Los objetos puestos a disposición del funcionario, que no se requieran para la investigación o que no sean objeto material o instrumentos y efectos con los que se haya cometido la conducta punible o que provengan de su ejecución o que no se requieran a efectos de extinción de dominio, serán devueltos a quien le fueran incautados.

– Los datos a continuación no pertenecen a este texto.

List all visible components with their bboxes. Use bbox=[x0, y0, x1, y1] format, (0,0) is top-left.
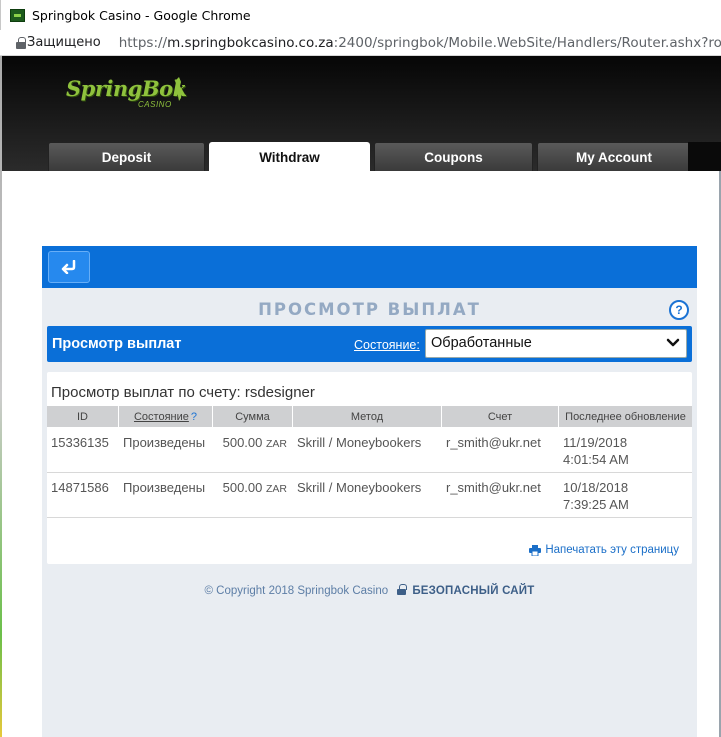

Si se desconoce al dueño, poseedor o tenedor de los mismos y los objetos no son reclamados, serán puestos a disposición de la autoridad competente encargada de adelantar los trámites respecto de los bienes vacantes o mostrencos.
El funcionario que esté conociendo de la actuación, de plano ordenará la devolución a quien sumariamente acredite ser dueño, poseedor o tenedor legítimo del objeto material o instrumentos del delito que sean de libre comercio, o demuestre tener un mejor derecho sobre los mismos.
Los bienes que se encuentren vinculados a un proceso penal o que sin estarlo sean aprehendidos por las autoridades facultadas para ello, no podrán ser utilizados por éstas y deberán ser puestos inmediatamente a órdenes de la Fiscalía, la que podrá delegar su custodia en los particulares.
Lo dispuesto en este artículo se entiende sin perjuicio de lo establecido en normas especiales.
NOTA: Para los delitos cometidos con posterioridad al 1 de enero de 2005 rige la Ley 906 de 2004, con sujecion al proceso de implementacion establecido en su artículo 530.